Higher income regions like Toronto, Calgary, and Edmonton would see higher house prices. Same goes for areas that appeal to high net worth individuals, certain areas in southern B.C. for example.

However, it does not explain an national average house price of $630,000. These insane valuations are not economically justifiable in our current circumstance.

No region of Canada is even remotely comparable to the world's higher priced regions like Hong Kong, New York, San Francisco, Singapore, or London.

These are the finance, culture, and industry capitals of the world, filled with millionaires and billionaires who can afford expensive homes. And they are not millionaires just because their houses have increased in value, I'm talking real financial assets with the representative income.

Where Things Are Going

Our house price explosion is purely due to a combination very ominous factors. Record household debt and leverage ratios, extremely relaxed borrowing standards for over ten years, reckless government policy support, and a population that is convinced housing is a get-rich scheme rather than a roof over your head.

These big, long-duration parties come with nasty hangovers, and don't be fooled: no party lasts forever.

Over the past few years an untold number of Canadian families have taken on mortgages of $500,000 or more. The monthly payments are approaching $2,700 at today's best discounted rates. As rates creep up over 4% (yes, it seems to be happening), those payments will balloon over $3,000 a month.
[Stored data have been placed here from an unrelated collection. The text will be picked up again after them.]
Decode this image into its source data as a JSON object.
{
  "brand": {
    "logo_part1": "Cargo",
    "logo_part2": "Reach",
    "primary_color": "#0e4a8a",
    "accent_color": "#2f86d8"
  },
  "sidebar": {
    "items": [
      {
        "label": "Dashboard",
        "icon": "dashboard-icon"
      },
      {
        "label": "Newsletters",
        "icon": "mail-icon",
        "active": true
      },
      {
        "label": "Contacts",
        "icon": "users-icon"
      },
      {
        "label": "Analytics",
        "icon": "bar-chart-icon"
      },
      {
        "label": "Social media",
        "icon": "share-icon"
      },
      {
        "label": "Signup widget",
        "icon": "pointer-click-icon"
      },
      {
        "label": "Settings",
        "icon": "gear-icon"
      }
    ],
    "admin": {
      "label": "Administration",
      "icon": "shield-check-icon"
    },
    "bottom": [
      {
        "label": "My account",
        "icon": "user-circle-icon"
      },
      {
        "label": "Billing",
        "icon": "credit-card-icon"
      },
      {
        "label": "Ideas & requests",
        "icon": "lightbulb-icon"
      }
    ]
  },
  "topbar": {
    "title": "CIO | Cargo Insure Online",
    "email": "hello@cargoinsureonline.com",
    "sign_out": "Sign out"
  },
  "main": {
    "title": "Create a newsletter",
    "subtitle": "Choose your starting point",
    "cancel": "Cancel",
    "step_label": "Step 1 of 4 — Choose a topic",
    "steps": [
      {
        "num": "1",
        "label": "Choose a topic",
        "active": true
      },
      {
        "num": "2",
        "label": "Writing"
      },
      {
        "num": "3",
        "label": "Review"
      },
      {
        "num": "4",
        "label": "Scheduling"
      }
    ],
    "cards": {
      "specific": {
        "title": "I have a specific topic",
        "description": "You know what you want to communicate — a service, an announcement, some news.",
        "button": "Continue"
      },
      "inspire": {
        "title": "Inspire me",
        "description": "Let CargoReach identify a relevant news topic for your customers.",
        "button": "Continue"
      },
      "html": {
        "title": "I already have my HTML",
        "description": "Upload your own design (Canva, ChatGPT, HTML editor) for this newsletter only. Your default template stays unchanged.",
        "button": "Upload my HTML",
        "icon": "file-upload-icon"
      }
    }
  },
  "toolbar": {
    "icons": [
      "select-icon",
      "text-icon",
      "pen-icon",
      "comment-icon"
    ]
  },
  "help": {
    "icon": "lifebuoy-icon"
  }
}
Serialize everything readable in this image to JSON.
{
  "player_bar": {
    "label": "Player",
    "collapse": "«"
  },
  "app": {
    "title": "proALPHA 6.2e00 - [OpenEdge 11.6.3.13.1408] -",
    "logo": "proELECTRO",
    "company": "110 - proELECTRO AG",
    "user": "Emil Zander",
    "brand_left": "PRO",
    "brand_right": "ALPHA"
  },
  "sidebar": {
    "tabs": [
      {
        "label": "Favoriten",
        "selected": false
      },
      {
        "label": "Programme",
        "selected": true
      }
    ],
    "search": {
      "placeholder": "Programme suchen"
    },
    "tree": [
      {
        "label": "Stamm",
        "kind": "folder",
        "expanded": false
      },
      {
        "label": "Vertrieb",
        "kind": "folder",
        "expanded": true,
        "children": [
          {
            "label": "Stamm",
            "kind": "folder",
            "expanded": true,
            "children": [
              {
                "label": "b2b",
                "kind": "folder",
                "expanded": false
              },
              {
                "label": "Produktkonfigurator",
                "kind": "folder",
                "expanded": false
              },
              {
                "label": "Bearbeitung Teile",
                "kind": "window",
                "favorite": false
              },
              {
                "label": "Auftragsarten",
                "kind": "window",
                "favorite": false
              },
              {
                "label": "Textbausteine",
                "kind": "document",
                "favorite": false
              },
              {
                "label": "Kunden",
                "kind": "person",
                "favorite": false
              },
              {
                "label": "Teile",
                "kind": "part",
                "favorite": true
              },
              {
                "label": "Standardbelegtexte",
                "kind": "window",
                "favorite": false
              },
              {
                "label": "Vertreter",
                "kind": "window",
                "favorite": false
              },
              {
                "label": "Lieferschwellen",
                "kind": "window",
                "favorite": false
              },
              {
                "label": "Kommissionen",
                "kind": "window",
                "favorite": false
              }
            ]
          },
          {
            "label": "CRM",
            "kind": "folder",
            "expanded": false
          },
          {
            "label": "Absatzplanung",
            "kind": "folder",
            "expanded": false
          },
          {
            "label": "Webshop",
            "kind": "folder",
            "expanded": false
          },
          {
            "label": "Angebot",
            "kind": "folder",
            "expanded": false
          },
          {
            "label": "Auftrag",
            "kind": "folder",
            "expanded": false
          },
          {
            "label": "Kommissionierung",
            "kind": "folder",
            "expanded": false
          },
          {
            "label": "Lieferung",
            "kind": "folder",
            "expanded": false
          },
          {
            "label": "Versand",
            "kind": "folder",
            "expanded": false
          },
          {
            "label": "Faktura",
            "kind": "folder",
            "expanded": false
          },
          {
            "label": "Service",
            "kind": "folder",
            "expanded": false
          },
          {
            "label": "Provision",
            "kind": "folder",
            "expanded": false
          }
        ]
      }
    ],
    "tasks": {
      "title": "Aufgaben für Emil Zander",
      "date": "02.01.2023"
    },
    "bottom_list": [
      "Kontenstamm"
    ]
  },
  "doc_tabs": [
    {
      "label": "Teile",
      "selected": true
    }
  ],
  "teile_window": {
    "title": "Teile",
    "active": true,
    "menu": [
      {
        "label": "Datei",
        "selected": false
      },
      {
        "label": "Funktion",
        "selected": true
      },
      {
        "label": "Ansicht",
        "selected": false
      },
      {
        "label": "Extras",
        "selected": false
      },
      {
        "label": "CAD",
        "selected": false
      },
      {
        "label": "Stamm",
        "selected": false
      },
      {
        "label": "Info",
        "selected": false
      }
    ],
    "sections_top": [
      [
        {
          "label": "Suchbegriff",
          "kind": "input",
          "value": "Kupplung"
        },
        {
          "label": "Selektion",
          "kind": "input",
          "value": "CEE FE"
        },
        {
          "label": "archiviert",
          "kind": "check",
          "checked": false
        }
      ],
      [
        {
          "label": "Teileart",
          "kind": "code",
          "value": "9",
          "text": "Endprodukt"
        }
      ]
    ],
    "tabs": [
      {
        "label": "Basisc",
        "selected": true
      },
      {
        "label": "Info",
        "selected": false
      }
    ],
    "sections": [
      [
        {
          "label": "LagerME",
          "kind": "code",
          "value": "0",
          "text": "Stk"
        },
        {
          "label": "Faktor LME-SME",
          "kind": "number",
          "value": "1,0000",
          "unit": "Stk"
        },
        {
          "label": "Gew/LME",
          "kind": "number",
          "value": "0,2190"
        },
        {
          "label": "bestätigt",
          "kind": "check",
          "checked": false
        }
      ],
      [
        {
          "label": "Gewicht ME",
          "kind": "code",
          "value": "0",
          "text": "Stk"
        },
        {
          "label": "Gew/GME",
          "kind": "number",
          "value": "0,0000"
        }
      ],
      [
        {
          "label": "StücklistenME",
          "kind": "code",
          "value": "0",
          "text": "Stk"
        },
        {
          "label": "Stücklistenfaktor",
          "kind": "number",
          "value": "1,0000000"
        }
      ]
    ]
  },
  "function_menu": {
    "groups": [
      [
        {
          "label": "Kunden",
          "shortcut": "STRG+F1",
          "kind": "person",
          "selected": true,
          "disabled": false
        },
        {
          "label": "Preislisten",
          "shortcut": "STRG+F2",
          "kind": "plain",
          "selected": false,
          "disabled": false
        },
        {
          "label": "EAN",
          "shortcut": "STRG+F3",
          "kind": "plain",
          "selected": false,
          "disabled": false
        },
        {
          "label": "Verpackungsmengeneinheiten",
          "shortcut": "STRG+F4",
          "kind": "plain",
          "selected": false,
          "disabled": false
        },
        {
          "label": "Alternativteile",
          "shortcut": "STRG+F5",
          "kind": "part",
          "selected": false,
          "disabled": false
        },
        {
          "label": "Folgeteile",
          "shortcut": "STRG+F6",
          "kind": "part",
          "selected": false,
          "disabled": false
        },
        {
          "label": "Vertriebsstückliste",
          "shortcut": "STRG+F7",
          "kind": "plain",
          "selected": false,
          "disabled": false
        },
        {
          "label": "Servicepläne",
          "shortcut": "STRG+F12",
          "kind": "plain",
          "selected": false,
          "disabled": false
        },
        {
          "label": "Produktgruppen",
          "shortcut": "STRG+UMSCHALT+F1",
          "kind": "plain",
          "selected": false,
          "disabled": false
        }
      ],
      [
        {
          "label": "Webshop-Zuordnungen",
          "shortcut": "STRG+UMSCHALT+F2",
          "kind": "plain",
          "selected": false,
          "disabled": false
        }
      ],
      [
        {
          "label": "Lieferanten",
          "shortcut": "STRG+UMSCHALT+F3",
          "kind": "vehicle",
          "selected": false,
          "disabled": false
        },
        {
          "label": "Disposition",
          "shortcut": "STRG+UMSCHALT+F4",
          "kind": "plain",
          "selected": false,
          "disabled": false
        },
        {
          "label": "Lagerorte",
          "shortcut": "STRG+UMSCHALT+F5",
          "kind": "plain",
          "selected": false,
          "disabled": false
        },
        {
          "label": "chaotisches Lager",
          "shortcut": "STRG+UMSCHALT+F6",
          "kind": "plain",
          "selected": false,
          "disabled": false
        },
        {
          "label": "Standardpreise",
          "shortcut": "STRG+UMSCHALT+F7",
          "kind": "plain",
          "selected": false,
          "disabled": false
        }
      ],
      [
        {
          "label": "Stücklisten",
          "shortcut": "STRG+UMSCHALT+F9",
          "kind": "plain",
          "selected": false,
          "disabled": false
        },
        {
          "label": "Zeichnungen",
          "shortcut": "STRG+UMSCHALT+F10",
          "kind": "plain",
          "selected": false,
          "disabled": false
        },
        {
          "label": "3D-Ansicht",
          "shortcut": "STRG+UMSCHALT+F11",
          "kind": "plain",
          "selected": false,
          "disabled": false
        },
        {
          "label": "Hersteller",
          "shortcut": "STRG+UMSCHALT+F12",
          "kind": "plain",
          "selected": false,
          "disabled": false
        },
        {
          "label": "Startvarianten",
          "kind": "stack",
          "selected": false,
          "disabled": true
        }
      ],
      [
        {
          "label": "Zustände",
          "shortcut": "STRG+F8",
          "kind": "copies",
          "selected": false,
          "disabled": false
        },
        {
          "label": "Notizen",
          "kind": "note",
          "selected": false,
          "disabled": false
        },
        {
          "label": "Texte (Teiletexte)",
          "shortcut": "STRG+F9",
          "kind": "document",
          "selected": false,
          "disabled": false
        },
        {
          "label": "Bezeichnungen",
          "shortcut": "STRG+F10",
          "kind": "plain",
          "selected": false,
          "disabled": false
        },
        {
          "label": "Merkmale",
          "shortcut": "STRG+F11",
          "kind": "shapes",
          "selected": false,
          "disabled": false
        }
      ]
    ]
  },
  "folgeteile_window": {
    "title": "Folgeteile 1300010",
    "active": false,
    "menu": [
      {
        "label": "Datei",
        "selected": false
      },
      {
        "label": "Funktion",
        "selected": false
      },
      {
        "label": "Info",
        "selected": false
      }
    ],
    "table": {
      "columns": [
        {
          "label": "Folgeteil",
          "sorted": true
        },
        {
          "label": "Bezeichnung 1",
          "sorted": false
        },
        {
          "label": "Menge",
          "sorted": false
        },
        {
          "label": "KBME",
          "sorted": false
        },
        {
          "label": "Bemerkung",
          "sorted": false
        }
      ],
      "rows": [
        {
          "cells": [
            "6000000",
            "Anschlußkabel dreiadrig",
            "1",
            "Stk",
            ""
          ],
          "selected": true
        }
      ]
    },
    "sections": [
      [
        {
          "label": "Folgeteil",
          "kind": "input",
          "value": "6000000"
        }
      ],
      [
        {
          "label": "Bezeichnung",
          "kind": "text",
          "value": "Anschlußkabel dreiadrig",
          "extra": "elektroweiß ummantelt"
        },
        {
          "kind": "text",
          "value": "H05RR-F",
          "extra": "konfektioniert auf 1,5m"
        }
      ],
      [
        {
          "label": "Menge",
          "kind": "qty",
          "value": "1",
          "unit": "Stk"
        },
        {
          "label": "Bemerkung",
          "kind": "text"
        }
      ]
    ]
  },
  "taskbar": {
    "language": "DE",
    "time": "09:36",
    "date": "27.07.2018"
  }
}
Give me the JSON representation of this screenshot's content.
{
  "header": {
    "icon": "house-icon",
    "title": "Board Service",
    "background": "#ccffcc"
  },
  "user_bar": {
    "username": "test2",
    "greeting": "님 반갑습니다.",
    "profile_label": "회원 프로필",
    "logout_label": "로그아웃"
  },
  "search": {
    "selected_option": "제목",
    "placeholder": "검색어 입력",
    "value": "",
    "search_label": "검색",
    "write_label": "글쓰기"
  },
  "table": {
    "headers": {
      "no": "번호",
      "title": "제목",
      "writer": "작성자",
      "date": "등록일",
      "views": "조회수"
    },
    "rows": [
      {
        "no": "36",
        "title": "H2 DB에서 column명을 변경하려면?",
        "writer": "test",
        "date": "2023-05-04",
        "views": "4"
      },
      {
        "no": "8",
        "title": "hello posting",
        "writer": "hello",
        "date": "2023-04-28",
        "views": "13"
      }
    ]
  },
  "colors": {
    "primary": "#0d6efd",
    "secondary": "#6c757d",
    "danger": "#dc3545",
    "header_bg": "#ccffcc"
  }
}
Did I forget to mention, that is after-tax money. If you are earning in the 40% tax bracket, you need to earn a gross income of $5,000 just to pay the mortgage.

Those who took on these monster mortgages when the 5-year fixed rate was less than 2.5% will be shocked when they renew at the end of their terms. They will have a choice of paying at least $500 more per month for the same mortgage, or, if they are lucky, refinance and stretch out the term to keep the payments low.

Already a few years ago, deep-diving economists were raising alarm bells about borrowing. There are more than 1.8 million households with monthly mortgage payments exceeding 20% of their net household income. This group has an average savings rate of -13% of their household income.

The evidence suggests at least hundreds of thousands of households across Canada are perpetually dipping into household equity, or accumulating other debt. Canada might not be the U.S.A., but it turns out people are behaving the same here as the Americans in the 2006-2008 period.

I believe many who already stretched themselves farther than they should have will be forced to sell. If I'm correct, we may be looking at an American-style downward spiral right here in Canada... where no Canadian thought it could ever happen.